To create a synthetic children provider, all you need to do is write a Python class that conforms to this interface:

Copy
1
2
3
4
5
6
7
8
9
10
11
12
13
14
15
class MySyntheticChildrenProvider:
    def __init__(self, valobj, internal_dict):
        # Initialize the Python object using valobj as the variable to provide synthetic children.
    def num_children(self):
        # Return the number of children you want your object to have.
    def get_child_index(self,name):
        # Return the index of the synthetic child whose name is given as argument.
    def get_child_at_index(self,index):
        # Return a new LLDB SBValue object representing the child at the index given as argument.
    def update(self):
        # Update the internal state of this Python object whenever the state of the variables in LLDB changes.
    def has_children(self):
        # Return True if this object might have children and False if this object can be guaranteed to not have children.
    def get_value(self):
        # Return an SBValue to be presented as the value of the synthetic value under consideration.

To load this particular synthetic children provider class into LLDB, you need to add the following code to your .lldbinit file:

1
2
command script import ~/MyModule.py
type synthetic add Foo --python-class MyModule.MySyntheticChildrenProvider

One of the simplest examples of how to create a synthetic children provider is in the LLDB examples repository.

I recommend taking a look at the official LLDB Python API reference for the complete list of modules and classes.

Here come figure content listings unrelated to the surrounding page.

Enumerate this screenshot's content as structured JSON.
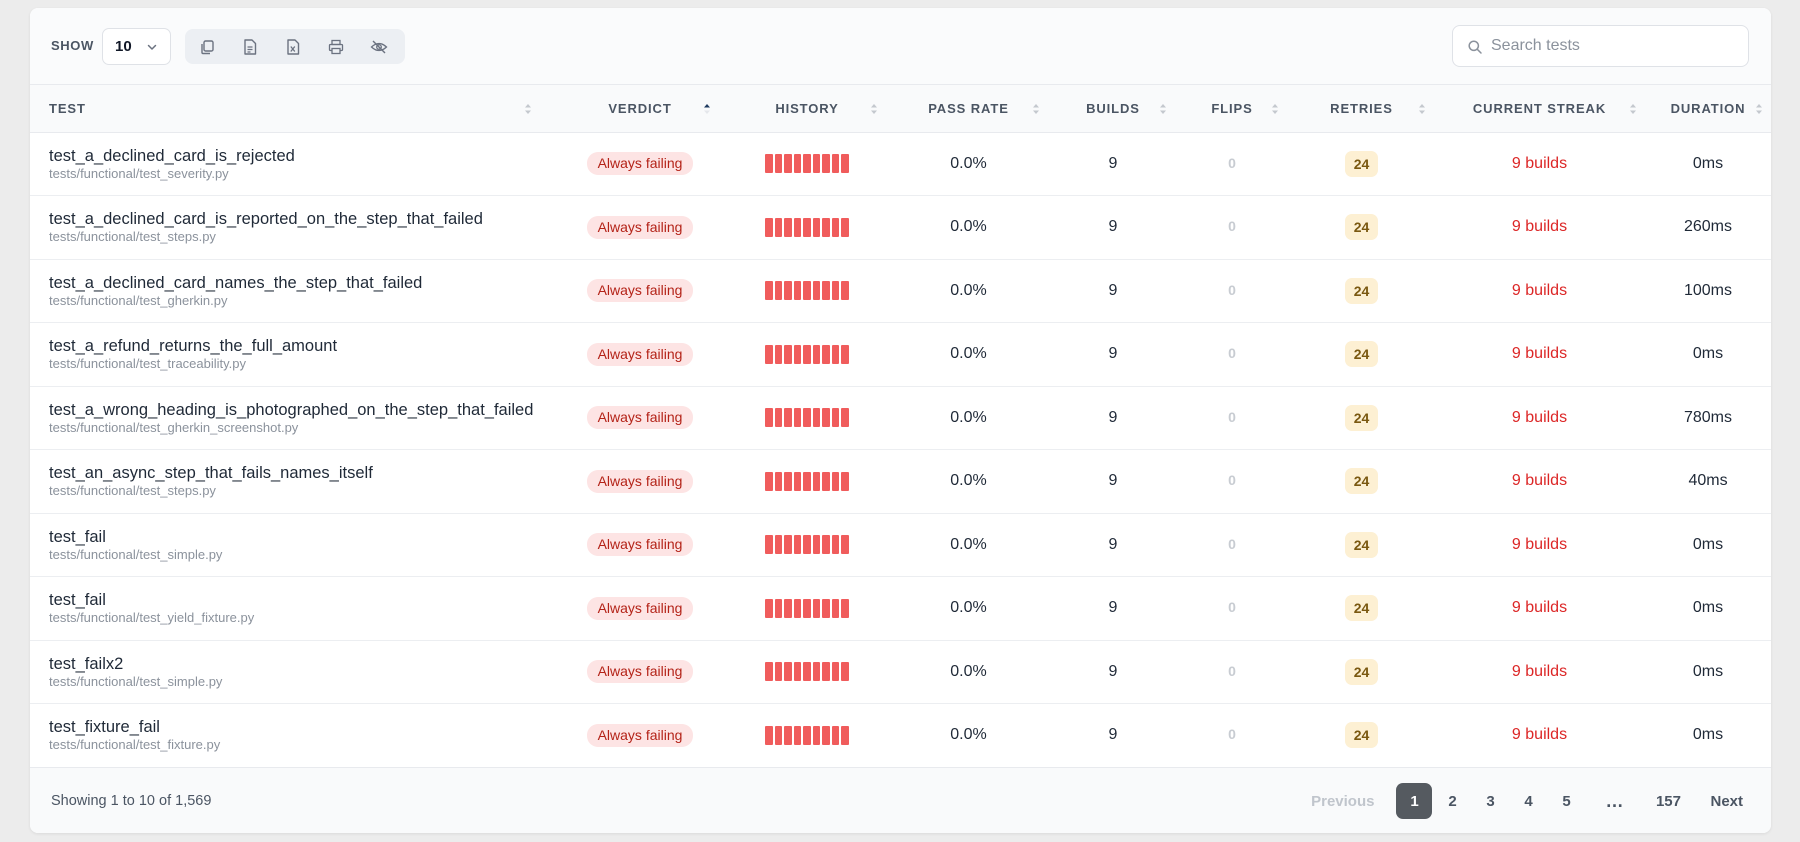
{
  "toolbar": {
    "show_label": "SHOW",
    "page_size": "10",
    "tools": [
      {
        "icon": "copy-icon",
        "name": "copy"
      },
      {
        "icon": "csv-icon",
        "name": "csv"
      },
      {
        "icon": "excel-icon",
        "name": "excel"
      },
      {
        "icon": "print-icon",
        "name": "print"
      },
      {
        "icon": "eye-off-icon",
        "name": "column-visibility"
      }
    ],
    "search_placeholder": "Search tests",
    "search_value": ""
  },
  "table": {
    "columns": [
      {
        "key": "test",
        "label": "TEST",
        "sort": "none"
      },
      {
        "key": "verdict",
        "label": "VERDICT",
        "sort": "asc"
      },
      {
        "key": "history",
        "label": "HISTORY",
        "sort": "none"
      },
      {
        "key": "pass_rate",
        "label": "PASS RATE",
        "sort": "none"
      },
      {
        "key": "builds",
        "label": "BUILDS",
        "sort": "none"
      },
      {
        "key": "flips",
        "label": "FLIPS",
        "sort": "none"
      },
      {
        "key": "retries",
        "label": "RETRIES",
        "sort": "none"
      },
      {
        "key": "current_streak",
        "label": "CURRENT STREAK",
        "sort": "none"
      },
      {
        "key": "duration",
        "label": "DURATION",
        "sort": "none"
      }
    ],
    "rows": [
      {
        "name": "test_a_declined_card_is_rejected",
        "path": "tests/functional/test_severity.py",
        "verdict": "Always failing",
        "history": [
          "fail",
          "fail",
          "fail",
          "fail",
          "fail",
          "fail",
          "fail",
          "fail",
          "fail"
        ],
        "pass_rate": "0.0%",
        "builds": "9",
        "flips": "0",
        "retries": "24",
        "streak": "9 builds",
        "duration": "0ms"
      },
      {
        "name": "test_a_declined_card_is_reported_on_the_step_that_failed",
        "path": "tests/functional/test_steps.py",
        "verdict": "Always failing",
        "history": [
          "fail",
          "fail",
          "fail",
          "fail",
          "fail",
          "fail",
          "fail",
          "fail",
          "fail"
        ],
        "pass_rate": "0.0%",
        "builds": "9",
        "flips": "0",
        "retries": "24",
        "streak": "9 builds",
        "duration": "260ms"
      },
      {
        "name": "test_a_declined_card_names_the_step_that_failed",
        "path": "tests/functional/test_gherkin.py",
        "verdict": "Always failing",
        "history": [
          "fail",
          "fail",
          "fail",
          "fail",
          "fail",
          "fail",
          "fail",
          "fail",
          "fail"
        ],
        "pass_rate": "0.0%",
        "builds": "9",
        "flips": "0",
        "retries": "24",
        "streak": "9 builds",
        "duration": "100ms"
      },
      {
        "name": "test_a_refund_returns_the_full_amount",
        "path": "tests/functional/test_traceability.py",
        "verdict": "Always failing",
        "history": [
          "fail",
          "fail",
          "fail",
          "fail",
          "fail",
          "fail",
          "fail",
          "fail",
          "fail"
        ],
        "pass_rate": "0.0%",
        "builds": "9",
        "flips": "0",
        "retries": "24",
        "streak": "9 builds",
        "duration": "0ms"
      },
      {
        "name": "test_a_wrong_heading_is_photographed_on_the_step_that_failed",
        "path": "tests/functional/test_gherkin_screenshot.py",
        "verdict": "Always failing",
        "history": [
          "fail",
          "fail",
          "fail",
          "fail",
          "fail",
          "fail",
          "fail",
          "fail",
          "fail"
        ],
        "pass_rate": "0.0%",
        "builds": "9",
        "flips": "0",
        "retries": "24",
        "streak": "9 builds",
        "duration": "780ms"
      },
      {
        "name": "test_an_async_step_that_fails_names_itself",
        "path": "tests/functional/test_steps.py",
        "verdict": "Always failing",
        "history": [
          "fail",
          "fail",
          "fail",
          "fail",
          "fail",
          "fail",
          "fail",
          "fail",
          "fail"
        ],
        "pass_rate": "0.0%",
        "builds": "9",
        "flips": "0",
        "retries": "24",
        "streak": "9 builds",
        "duration": "40ms"
      },
      {
        "name": "test_fail",
        "path": "tests/functional/test_simple.py",
        "verdict": "Always failing",
        "history": [
          "fail",
          "fail",
          "fail",
          "fail",
          "fail",
          "fail",
          "fail",
          "fail",
          "fail"
        ],
        "pass_rate": "0.0%",
        "builds": "9",
        "flips": "0",
        "retries": "24",
        "streak": "9 builds",
        "duration": "0ms"
      },
      {
        "name": "test_fail",
        "path": "tests/functional/test_yield_fixture.py",
        "verdict": "Always failing",
        "history": [
          "fail",
          "fail",
          "fail",
          "fail",
          "fail",
          "fail",
          "fail",
          "fail",
          "fail"
        ],
        "pass_rate": "0.0%",
        "builds": "9",
        "flips": "0",
        "retries": "24",
        "streak": "9 builds",
        "duration": "0ms"
      },
      {
        "name": "test_failx2",
        "path": "tests/functional/test_simple.py",
        "verdict": "Always failing",
        "history": [
          "fail",
          "fail",
          "fail",
          "fail",
          "fail",
          "fail",
          "fail",
          "fail",
          "fail"
        ],
        "pass_rate": "0.0%",
        "builds": "9",
        "flips": "0",
        "retries": "24",
        "streak": "9 builds",
        "duration": "0ms"
      },
      {
        "name": "test_fixture_fail",
        "path": "tests/functional/test_fixture.py",
        "verdict": "Always failing",
        "history": [
          "fail",
          "fail",
          "fail",
          "fail",
          "fail",
          "fail",
          "fail",
          "fail",
          "fail"
        ],
        "pass_rate": "0.0%",
        "builds": "9",
        "flips": "0",
        "retries": "24",
        "streak": "9 builds",
        "duration": "0ms"
      }
    ]
  },
  "footer": {
    "showing_text": "Showing 1 to 10 of 1,569",
    "pagination": {
      "previous": "Previous",
      "pages": [
        "1",
        "2",
        "3",
        "4",
        "5"
      ],
      "ellipsis": "…",
      "last_page": "157",
      "next": "Next",
      "active_page": "1"
    }
  },
  "colors": {
    "fail_bar": "#f05c5c",
    "verdict_bg": "#fde4e4",
    "verdict_text": "#b42318",
    "streak_text": "#dc2626",
    "retries_bg": "#fdf0d3",
    "active_page_bg": "#555a60"
  }
}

Unfortunately, for some parts of the API, the documentation is not very complete, so you’ll need to experiment a lot or read test cases from LLDB’s code repository.

Advanced Logging in LLDB

LLDB also has a powerful logging functionality, where there are several channels that can be enabled or disabled depending on the category of events you are interested in. This can be useful if you’re developing your own extension or if you simply need more information about an existing one. Run the following LLDB command to see a list of all channels:

1
(lldb)log list

Conclusion

I’ve only just touched upon the surface of possibilities of extending LLDB, and there are many more things you can do with it. At PSPDFKit, we have created scripts to improve the visualization of our common data structures, place breakpoints automatically, render PDF pages while debugging, and much more.